Partendo da queste idee sono andato a documentarmi e, oihmè, mi sono reso conto di avere una visione quanto meno ampiamente insufficiente per affrontare le trasformazioni intervenute in modo dirompente nell’economa e nella società dopo la crisi del 2008. Mi sembra perciò importante darvi conto, almeno in sintesi, di quanto mi ha convinto a considerare la democrazia economica in tutte le sue forme un tema di grande attualità ed importanza, di cui in questi anni si è discusso troppo poco e che vale perciò la pena di rilanciare ed approfondire.

Lo farò prendendo a riferimento il “Manifesto del lavoro – Democratizzare, Demercificare, Disinquinare” scritto nel 2020 da 12 ricercatrici e docenti universtarie di paesi e discipline diverse e sottoscritto in poche settimane da oltre 3000 docenti e ricercatori/ricercatrici di oltre 650 istituzioni accademiche di tutto il mondo. E’ stato pubblicato in 12 lingue su 43 quotidiani in cinque continenti e dalle Éditions du Seuil con il titolo “Le Manifeste Travail. Démocratiser – Démarchandiser – Dépolluer”, che comprende approfondimenti su parti specifiche del Manifesto scritti dalle ricercatrici che lo hanno redatto. L’edizione italiana del testo delle Edition du Seuil è stata pubblicata nel 2022 da Castelvecchi editore con la la prefazione di Maurizio Landini, segretario generale della CGIL che motiva le ragioni della propria adesione al Manifesto sottolineandone l’importanza. (…)  per proseguire aprire l’allegato che si conclude con queste domande

  • Concordano CGIL CISL e UIL sugli obiettivi proposti a livello mondiale dal Manifesto per il lavoro?
  • Sono questi obiettivi che il segretario Sbarra intende indicare quando dichiara che: “la priorità strategica della Cisl per i prossimi mesi e anni, è favorire una svolta dolce ma decisa nell’economia del Paese, grazie a un diverso rapporto fra lavoratori e imprese pubbliche e private”?
  • Se la risposta alle domande che precedono è affermativa è urgente passare dalle parole ai fatti. Ora
  • tocca ai dirigenti delle tre organizzazioni sindacali tradurre affermazioni di principio in una concreta, forte e coerente azione sindacale unitaria. Ci si può sperare, o questa è solo un’utopia?

Come redazione di Sindacalmente esprimiamo non pochi dubbi sui tempi e sulla modalità dell’iniziativa della Cisl che si sovrappone alla mobilitazione unitaria di primavera per sostenere in un clima politico difficile una impegnativa e onerosa piattaforma rivendicativa unitaria verso il governo Meloni.

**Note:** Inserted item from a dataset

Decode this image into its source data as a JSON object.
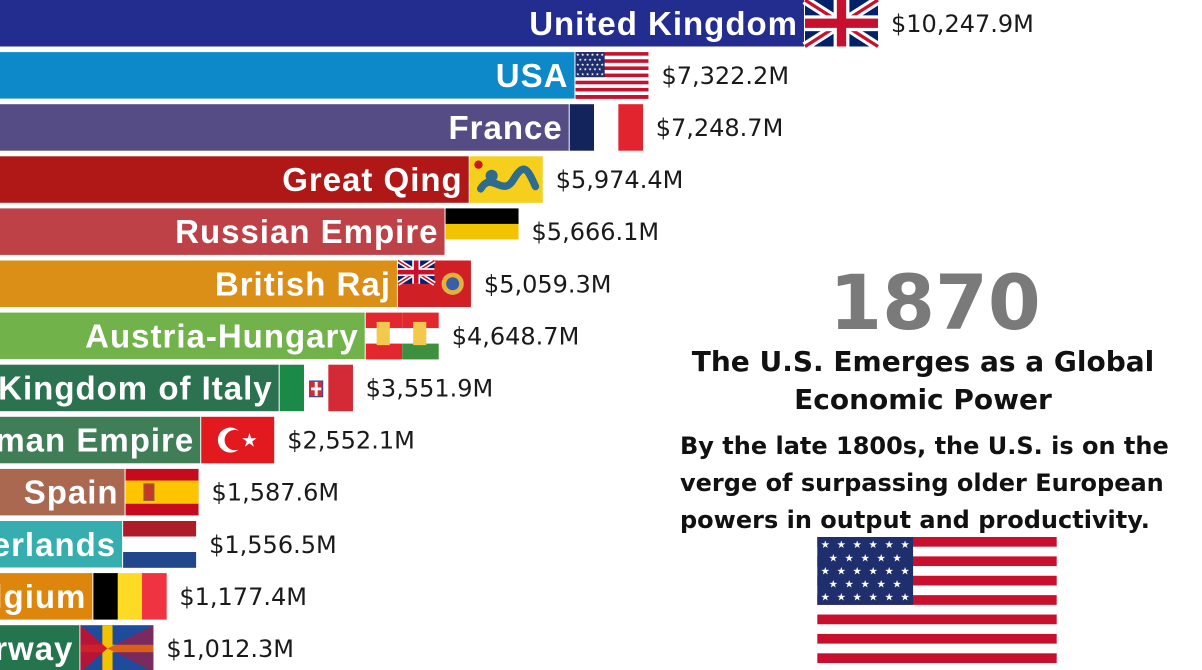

  • Su quali fatti si basa l’affermazione di Sbarra che “Il tempo è maturo per far evolvere il rapporto tra impresa e lavoro nel solco di una più solida democrazia economica”? L’imperativo delle aziende quotate è ancora quello della scuola americana di assicurare la creazione di valore all’azionista, poi segue il resto.
  • Tempi maturi anche per un’iniziativa di singola organizzazione? Quando per una  simile impegnativa materia sarebbe più idonea la sede del Cnel per un confronto e per costruire una proposta unitaria tra sindacati e imprenditori.

Temiamo che l’iniziativa Cisl – frettoloso e verticistica – possa trasformarsi in un diversivo rispetto alla piattaforma sindacale unitaria, utilizzabile strumentalmente da un governo che certamente ha nelle sue corde richiami ad antiche esperienze corporative, però lontane dalla partecipazione attiva dei lavoratori.